Two military-related stories running in parallel fashion that are distinct yet intertwined are keeping criminal justice in the Armed Forces front-page news across much of the nation.
We have reported on both these high-profile matters for our readers in recent blog posts. We initially introduced the story concerning the courts-martial proceeding of Army Brig. Gen. Jeffrey Sinclair in a blog entry dated Feb. 26, 2014. And just last week, in a post dated March 7, 2014, we reported on material developments in a defeated Senate vote focusing on military sexual assault cases. We believe those posts adequately set forth relevant background information that summarizes those matters, which we update today.
Following last week’s narrow defeat in the Senate of would-be legislation aimed at circumscribing base commanders’ powers in sexual assault cases (most fundamentally, discretion over whether to prosecute or drop a case), events in Sinclair’s ongoing military trial took a dramatic departure.
The presiding military judge in Sinclair’s sexual assault trial summarily dismissed the jury pending a plea bargaining deal between the general’s defense team and military lawyers. Col. James Pohl stated that a number of emails he perused indicated that the military’s initial refusal to consider a plea agreement might have owed to political pressure, with the Army fearing repercussions if it dropped or mitigated the charges against Sinclair. Pohl is now postponing the trial, allowing prosecutors and defense attorneys to discuss a plea deal.
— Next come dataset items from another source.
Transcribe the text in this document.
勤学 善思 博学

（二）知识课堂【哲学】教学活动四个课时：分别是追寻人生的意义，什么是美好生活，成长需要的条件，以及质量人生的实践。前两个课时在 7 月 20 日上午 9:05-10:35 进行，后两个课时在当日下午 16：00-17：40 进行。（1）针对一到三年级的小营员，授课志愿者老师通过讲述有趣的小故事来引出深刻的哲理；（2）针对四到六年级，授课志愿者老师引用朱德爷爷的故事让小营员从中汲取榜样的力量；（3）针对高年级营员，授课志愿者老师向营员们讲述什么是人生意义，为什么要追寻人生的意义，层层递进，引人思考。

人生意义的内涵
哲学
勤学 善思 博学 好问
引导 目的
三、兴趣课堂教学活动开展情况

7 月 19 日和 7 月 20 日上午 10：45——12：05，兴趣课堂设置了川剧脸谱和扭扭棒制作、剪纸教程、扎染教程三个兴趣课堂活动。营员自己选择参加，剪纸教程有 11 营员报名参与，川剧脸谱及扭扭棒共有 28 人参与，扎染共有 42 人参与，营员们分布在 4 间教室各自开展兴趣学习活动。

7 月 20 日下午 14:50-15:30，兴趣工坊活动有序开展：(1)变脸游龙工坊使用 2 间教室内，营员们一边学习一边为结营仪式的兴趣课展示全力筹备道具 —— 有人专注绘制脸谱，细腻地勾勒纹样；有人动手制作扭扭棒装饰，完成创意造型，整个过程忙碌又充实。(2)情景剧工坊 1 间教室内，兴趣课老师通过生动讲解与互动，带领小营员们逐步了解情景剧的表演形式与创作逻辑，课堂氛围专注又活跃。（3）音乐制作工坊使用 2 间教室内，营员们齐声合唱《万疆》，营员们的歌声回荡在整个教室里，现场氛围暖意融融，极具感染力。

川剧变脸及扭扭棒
Sinclair’s attorneys clearly welcome the chance to do so, having consistently argued that there are fundamental weaknesses in the military’s case against their client and that outside pressure has indeed influenced the case thus far.
As for the defeated Senate bill, its temporary loss of traction doesn’t seem likely to derail further efforts to pass the legislation or a similar draft bill. Its sponsor, Sen. Kirsten Gillibrand (D-N.Y.), says that she intends to reintroduce it, and companion legislation is currently under consideration in the House of Representatives.